The second “bread pairing” was a chiffon cake made with plenty of garlic and parsley. Apparently in France, they eat frog with these two ingredients.
Taking a Southeast Asian turn, the next dish was sakura masu (cherry trout) with a shrimp crisp topped with sakura ebi shrimp and lime. The broth was a sakura ebi dashi infused with lemongrass. A kind of fancy tom yum soup.
The “bread” course here looks like a traditional Japanese sakura mochi, but is actually sakura rice stuffed with shrimp XO sauce.

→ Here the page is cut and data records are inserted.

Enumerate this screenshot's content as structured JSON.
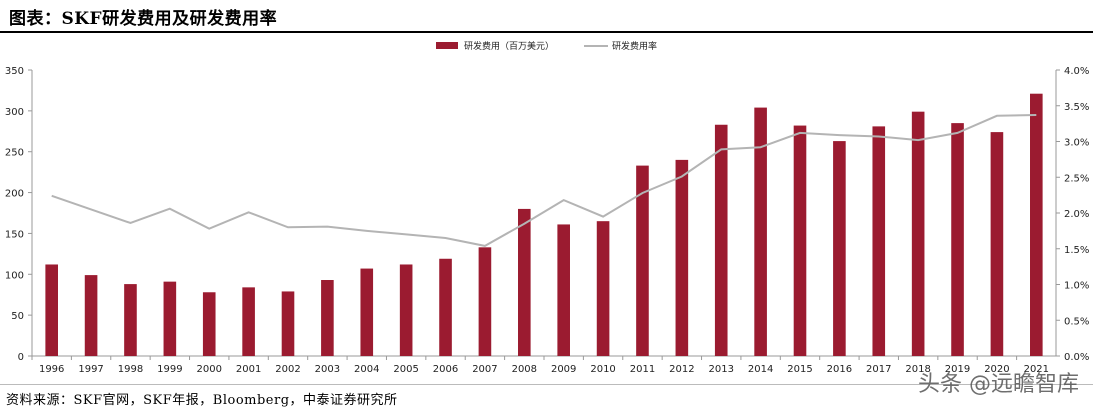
{
  "title": "图表：SKF研发费用及研发费用率",
  "source": "资料来源：SKF官网，SKF年报，Bloomberg，中泰证券研究所",
  "watermark": "头条 @远瞻智库",
  "chart_data": {
    "type": "bar",
    "categories": [
      "1996",
      "1997",
      "1998",
      "1999",
      "2000",
      "2001",
      "2002",
      "2003",
      "2004",
      "2005",
      "2006",
      "2007",
      "2008",
      "2009",
      "2010",
      "2011",
      "2012",
      "2013",
      "2014",
      "2015",
      "2016",
      "2017",
      "2018",
      "2019",
      "2020",
      "2021"
    ],
    "series": [
      {
        "name": "研发费用（百万美元）",
        "type": "bar",
        "axis": "left",
        "color": "#9b1b30",
        "values": [
          112,
          99,
          88,
          91,
          78,
          84,
          79,
          93,
          107,
          112,
          119,
          133,
          180,
          161,
          165,
          233,
          240,
          283,
          304,
          282,
          263,
          281,
          299,
          285,
          274,
          321
        ]
      },
      {
        "name": "研发费用率",
        "type": "line",
        "axis": "right",
        "color": "#b4b4b4",
        "values": [
          0.0224,
          0.0205,
          0.0186,
          0.0206,
          0.0178,
          0.0201,
          0.018,
          0.0181,
          0.0175,
          0.017,
          0.0165,
          0.0154,
          0.0185,
          0.0218,
          0.0195,
          0.0228,
          0.0251,
          0.0289,
          0.0292,
          0.0312,
          0.0309,
          0.0307,
          0.0302,
          0.0312,
          0.0336,
          0.0337
        ]
      }
    ],
    "y_left": {
      "min": 0,
      "max": 350,
      "ticks": [
        "0",
        "50",
        "100",
        "150",
        "200",
        "250",
        "300",
        "350"
      ]
    },
    "y_right": {
      "min": 0,
      "max": 0.04,
      "ticks": [
        "0.0%",
        "0.5%",
        "1.0%",
        "1.5%",
        "2.0%",
        "2.5%",
        "3.0%",
        "3.5%",
        "4.0%"
      ]
    },
    "legend_position": "top-center",
    "grid": false
  }
}
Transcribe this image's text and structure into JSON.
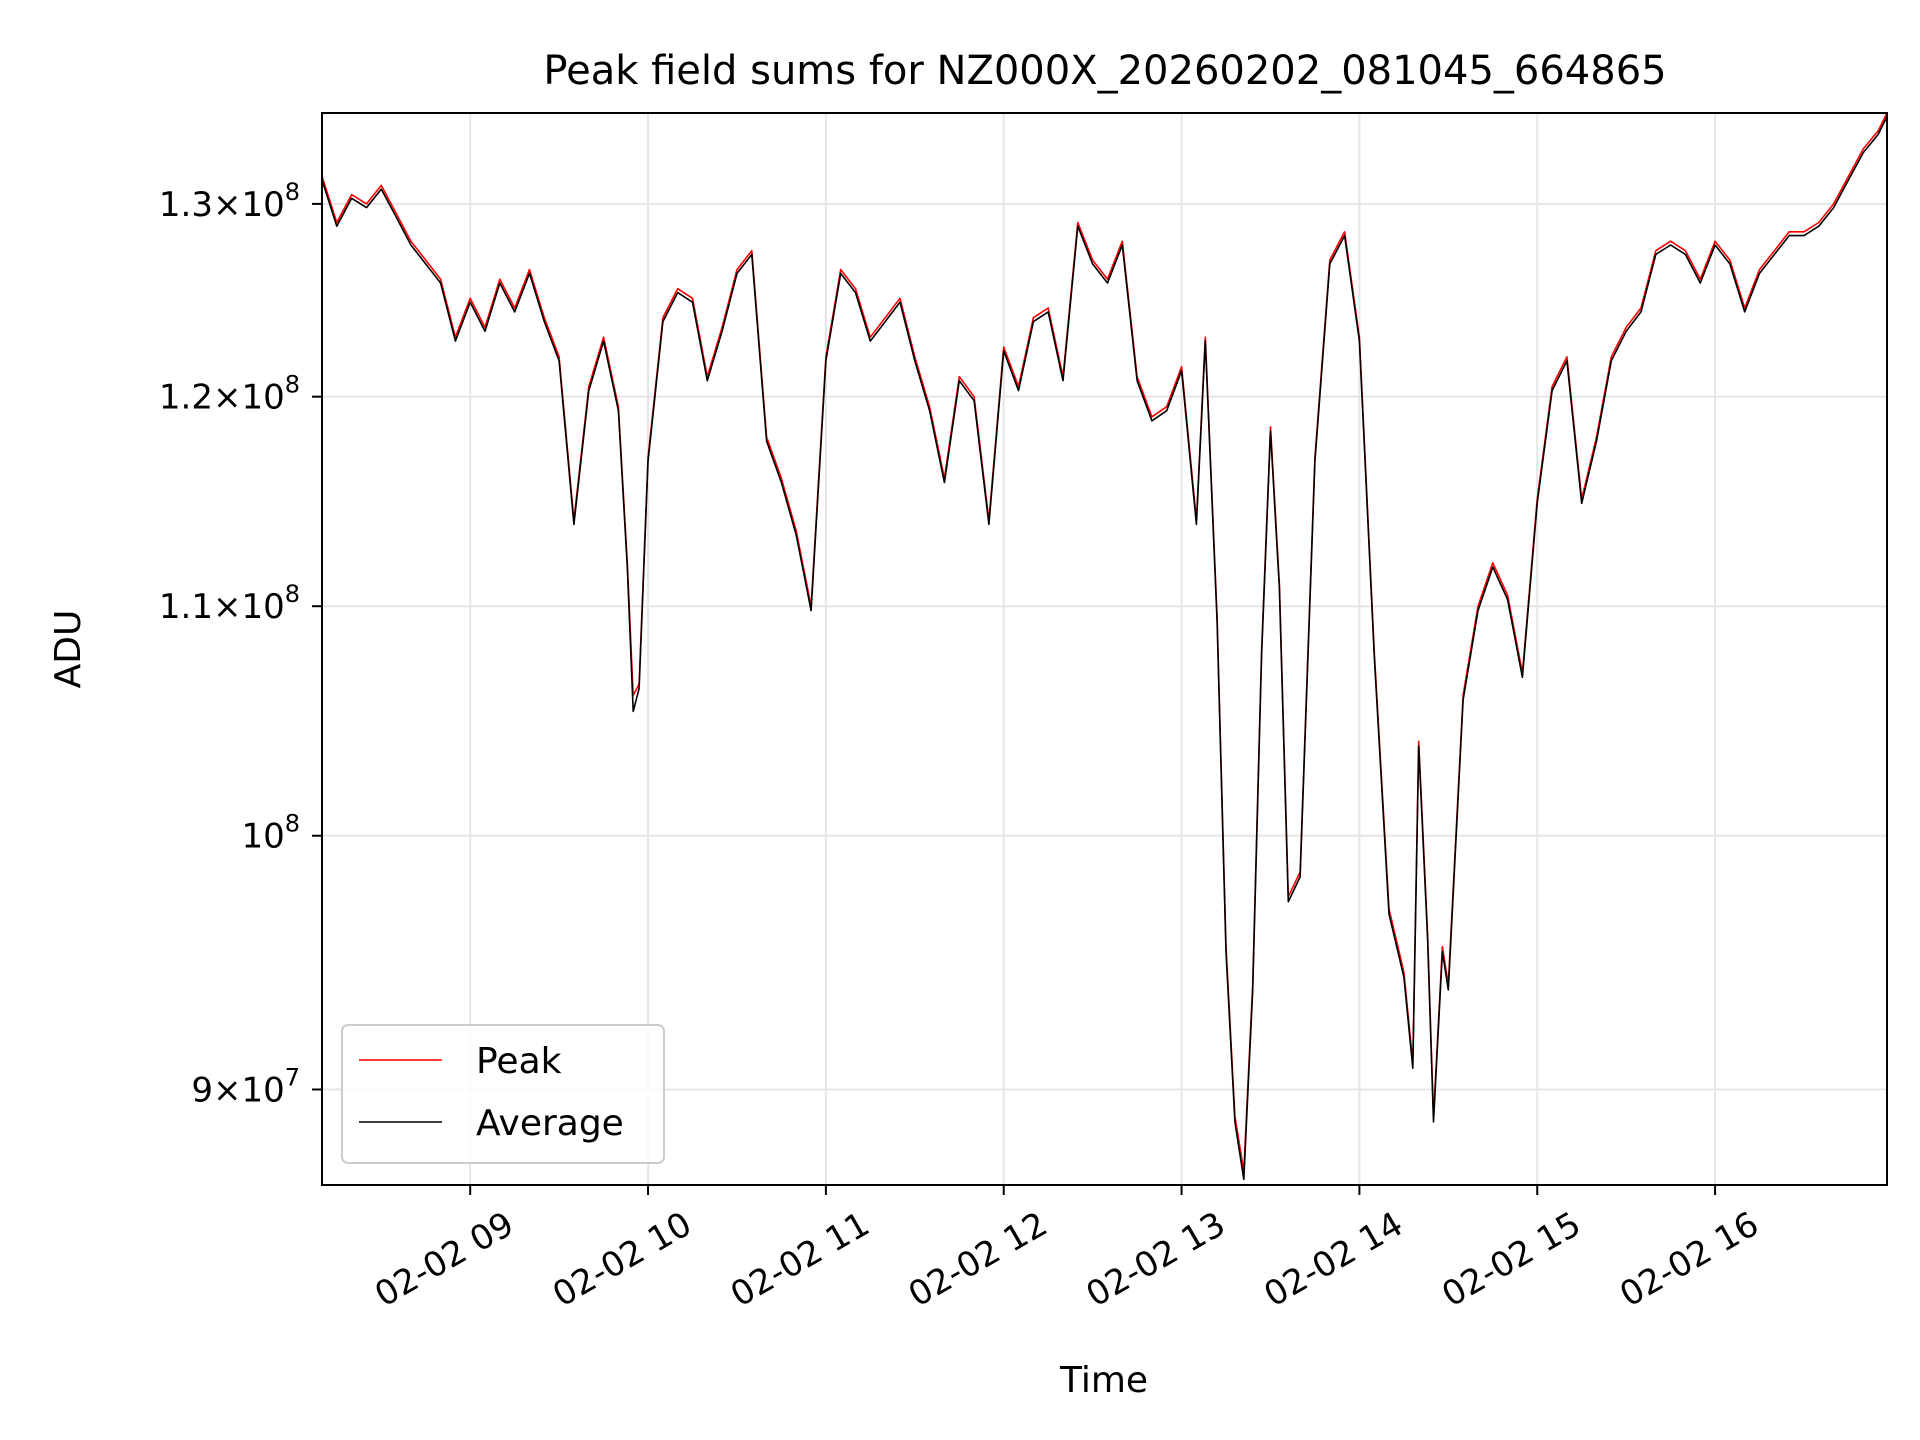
{
  "chart_data": {
    "type": "line",
    "title": "Peak field sums for NZ000X_20260202_081045_664865",
    "xlabel": "Time",
    "ylabel": "ADU",
    "yscale": "log",
    "xlim": [
      "02-02 08:10",
      "02-02 16:58"
    ],
    "ylim": [
      86500000,
      135000000
    ],
    "xticks": [
      "02-02 09",
      "02-02 10",
      "02-02 11",
      "02-02 12",
      "02-02 13",
      "02-02 14",
      "02-02 15",
      "02-02 16"
    ],
    "yticks": [
      {
        "value": 90000000,
        "mantissa": "9",
        "exponent": "7"
      },
      {
        "value": 100000000,
        "mantissa": "",
        "exponent": "8"
      },
      {
        "value": 110000000,
        "mantissa": "1.1",
        "exponent": "8"
      },
      {
        "value": 120000000,
        "mantissa": "1.2",
        "exponent": "8"
      },
      {
        "value": 130000000,
        "mantissa": "1.3",
        "exponent": "8"
      }
    ],
    "grid": true,
    "legend": {
      "position": "lower-left"
    },
    "colors": {
      "Peak": "#ff0000",
      "Average": "#000000"
    },
    "series": [
      {
        "name": "Peak",
        "color": "#ff0000",
        "x": [
          "02-02 08:10",
          "02-02 08:15",
          "02-02 08:20",
          "02-02 08:25",
          "02-02 08:30",
          "02-02 08:35",
          "02-02 08:40",
          "02-02 08:45",
          "02-02 08:50",
          "02-02 08:55",
          "02-02 09:00",
          "02-02 09:05",
          "02-02 09:10",
          "02-02 09:15",
          "02-02 09:20",
          "02-02 09:25",
          "02-02 09:30",
          "02-02 09:35",
          "02-02 09:40",
          "02-02 09:45",
          "02-02 09:50",
          "02-02 09:53",
          "02-02 09:55",
          "02-02 09:57",
          "02-02 10:00",
          "02-02 10:05",
          "02-02 10:10",
          "02-02 10:15",
          "02-02 10:20",
          "02-02 10:25",
          "02-02 10:30",
          "02-02 10:35",
          "02-02 10:40",
          "02-02 10:45",
          "02-02 10:50",
          "02-02 10:55",
          "02-02 11:00",
          "02-02 11:05",
          "02-02 11:10",
          "02-02 11:15",
          "02-02 11:20",
          "02-02 11:25",
          "02-02 11:30",
          "02-02 11:35",
          "02-02 11:40",
          "02-02 11:45",
          "02-02 11:50",
          "02-02 11:55",
          "02-02 12:00",
          "02-02 12:05",
          "02-02 12:10",
          "02-02 12:15",
          "02-02 12:20",
          "02-02 12:25",
          "02-02 12:30",
          "02-02 12:35",
          "02-02 12:40",
          "02-02 12:45",
          "02-02 12:50",
          "02-02 12:55",
          "02-02 13:00",
          "02-02 13:05",
          "02-02 13:08",
          "02-02 13:12",
          "02-02 13:15",
          "02-02 13:18",
          "02-02 13:21",
          "02-02 13:24",
          "02-02 13:27",
          "02-02 13:30",
          "02-02 13:33",
          "02-02 13:36",
          "02-02 13:40",
          "02-02 13:45",
          "02-02 13:50",
          "02-02 13:55",
          "02-02 14:00",
          "02-02 14:05",
          "02-02 14:10",
          "02-02 14:15",
          "02-02 14:18",
          "02-02 14:20",
          "02-02 14:23",
          "02-02 14:25",
          "02-02 14:28",
          "02-02 14:30",
          "02-02 14:35",
          "02-02 14:40",
          "02-02 14:45",
          "02-02 14:50",
          "02-02 14:55",
          "02-02 15:00",
          "02-02 15:05",
          "02-02 15:10",
          "02-02 15:15",
          "02-02 15:20",
          "02-02 15:25",
          "02-02 15:30",
          "02-02 15:35",
          "02-02 15:40",
          "02-02 15:45",
          "02-02 15:50",
          "02-02 15:55",
          "02-02 16:00",
          "02-02 16:05",
          "02-02 16:10",
          "02-02 16:15",
          "02-02 16:20",
          "02-02 16:25",
          "02-02 16:30",
          "02-02 16:35",
          "02-02 16:40",
          "02-02 16:45",
          "02-02 16:50",
          "02-02 16:55",
          "02-02 16:58"
        ],
        "values": [
          131500000,
          129000000,
          130500000,
          130000000,
          131000000,
          129500000,
          128000000,
          127000000,
          126000000,
          123000000,
          125000000,
          123500000,
          126000000,
          124500000,
          126500000,
          124000000,
          122000000,
          114000000,
          120500000,
          123000000,
          119500000,
          112000000,
          106000000,
          106500000,
          117000000,
          124000000,
          125500000,
          125000000,
          121000000,
          123500000,
          126500000,
          127500000,
          118000000,
          116000000,
          113500000,
          110000000,
          122000000,
          126500000,
          125500000,
          123000000,
          124000000,
          125000000,
          122000000,
          119500000,
          116000000,
          121000000,
          120000000,
          114000000,
          122500000,
          120500000,
          124000000,
          124500000,
          121000000,
          129000000,
          127000000,
          126000000,
          128000000,
          121000000,
          119000000,
          119500000,
          121500000,
          114000000,
          123000000,
          109500000,
          95500000,
          89000000,
          87000000,
          94000000,
          108000000,
          118500000,
          111000000,
          97500000,
          98500000,
          117000000,
          127000000,
          128500000,
          123000000,
          108000000,
          97000000,
          94500000,
          91000000,
          104000000,
          96000000,
          89000000,
          95500000,
          94000000,
          106000000,
          110000000,
          112000000,
          110500000,
          107000000,
          115000000,
          120500000,
          122000000,
          115000000,
          118000000,
          122000000,
          123500000,
          124500000,
          127500000,
          128000000,
          127500000,
          126000000,
          128000000,
          127000000,
          124500000,
          126500000,
          127500000,
          128500000,
          128500000,
          129000000,
          130000000,
          131500000,
          133000000,
          134000000,
          135000000
        ]
      },
      {
        "name": "Average",
        "color": "#000000",
        "x": [
          "02-02 08:10",
          "02-02 08:15",
          "02-02 08:20",
          "02-02 08:25",
          "02-02 08:30",
          "02-02 08:35",
          "02-02 08:40",
          "02-02 08:45",
          "02-02 08:50",
          "02-02 08:55",
          "02-02 09:00",
          "02-02 09:05",
          "02-02 09:10",
          "02-02 09:15",
          "02-02 09:20",
          "02-02 09:25",
          "02-02 09:30",
          "02-02 09:35",
          "02-02 09:40",
          "02-02 09:45",
          "02-02 09:50",
          "02-02 09:53",
          "02-02 09:55",
          "02-02 09:57",
          "02-02 10:00",
          "02-02 10:05",
          "02-02 10:10",
          "02-02 10:15",
          "02-02 10:20",
          "02-02 10:25",
          "02-02 10:30",
          "02-02 10:35",
          "02-02 10:40",
          "02-02 10:45",
          "02-02 10:50",
          "02-02 10:55",
          "02-02 11:00",
          "02-02 11:05",
          "02-02 11:10",
          "02-02 11:15",
          "02-02 11:20",
          "02-02 11:25",
          "02-02 11:30",
          "02-02 11:35",
          "02-02 11:40",
          "02-02 11:45",
          "02-02 11:50",
          "02-02 11:55",
          "02-02 12:00",
          "02-02 12:05",
          "02-02 12:10",
          "02-02 12:15",
          "02-02 12:20",
          "02-02 12:25",
          "02-02 12:30",
          "02-02 12:35",
          "02-02 12:40",
          "02-02 12:45",
          "02-02 12:50",
          "02-02 12:55",
          "02-02 13:00",
          "02-02 13:05",
          "02-02 13:08",
          "02-02 13:12",
          "02-02 13:15",
          "02-02 13:18",
          "02-02 13:21",
          "02-02 13:24",
          "02-02 13:27",
          "02-02 13:30",
          "02-02 13:33",
          "02-02 13:36",
          "02-02 13:40",
          "02-02 13:45",
          "02-02 13:50",
          "02-02 13:55",
          "02-02 14:00",
          "02-02 14:05",
          "02-02 14:10",
          "02-02 14:15",
          "02-02 14:18",
          "02-02 14:20",
          "02-02 14:23",
          "02-02 14:25",
          "02-02 14:28",
          "02-02 14:30",
          "02-02 14:35",
          "02-02 14:40",
          "02-02 14:45",
          "02-02 14:50",
          "02-02 14:55",
          "02-02 15:00",
          "02-02 15:05",
          "02-02 15:10",
          "02-02 15:15",
          "02-02 15:20",
          "02-02 15:25",
          "02-02 15:30",
          "02-02 15:35",
          "02-02 15:40",
          "02-02 15:45",
          "02-02 15:50",
          "02-02 15:55",
          "02-02 16:00",
          "02-02 16:05",
          "02-02 16:10",
          "02-02 16:15",
          "02-02 16:20",
          "02-02 16:25",
          "02-02 16:30",
          "02-02 16:35",
          "02-02 16:40",
          "02-02 16:45",
          "02-02 16:50",
          "02-02 16:55",
          "02-02 16:58"
        ],
        "values": [
          131300000,
          128800000,
          130300000,
          129800000,
          130800000,
          129300000,
          127800000,
          126800000,
          125800000,
          122800000,
          124800000,
          123300000,
          125800000,
          124300000,
          126300000,
          123800000,
          121800000,
          113800000,
          120300000,
          122800000,
          119300000,
          111800000,
          105300000,
          106300000,
          116800000,
          123800000,
          125300000,
          124800000,
          120800000,
          123300000,
          126300000,
          127300000,
          117800000,
          115800000,
          113300000,
          109800000,
          121800000,
          126300000,
          125300000,
          122800000,
          123800000,
          124800000,
          121800000,
          119300000,
          115800000,
          120800000,
          119800000,
          113800000,
          122300000,
          120300000,
          123800000,
          124300000,
          120800000,
          128800000,
          126800000,
          125800000,
          127800000,
          120800000,
          118800000,
          119300000,
          121300000,
          113800000,
          122800000,
          109300000,
          95300000,
          88800000,
          86700000,
          93800000,
          107800000,
          118300000,
          110800000,
          97300000,
          98300000,
          116800000,
          126800000,
          128300000,
          122800000,
          107800000,
          96800000,
          94300000,
          90800000,
          103800000,
          95800000,
          88800000,
          95300000,
          93800000,
          105800000,
          109800000,
          111800000,
          110300000,
          106800000,
          114800000,
          120300000,
          121800000,
          114800000,
          117800000,
          121800000,
          123300000,
          124300000,
          127300000,
          127800000,
          127300000,
          125800000,
          127800000,
          126800000,
          124300000,
          126300000,
          127300000,
          128300000,
          128300000,
          128800000,
          129800000,
          131300000,
          132800000,
          133800000,
          134800000
        ]
      }
    ]
  }
}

Detail of the inside of the rice.
The meat dish was an amazingly juicy and tender chicken that was cooked for two hours. Extra crispy skin, white meat, and dark meat atop two sauces- almond milk and clam. Garnishied with okahijiki (salsola) and asparagus. Divine!
The last bread pairing was a seaweed bread stuffed with seaweed butter.
The seaweed butter.
The first dessert utilized the same “mousse-ing” technique as the first course. Strawberry ice cream and candied strawberries topped with evaporated milk. This dish was very reminiscent of Narisawa’s strawberry dessert, albeit a bit more one-dimensional than Narisawa.
This second, more superior dessert featured a delicious ginger ice cream, meringue, lemon jelly, and a biscuit in the image of a honey comb. A fantastic end to an amazing meal.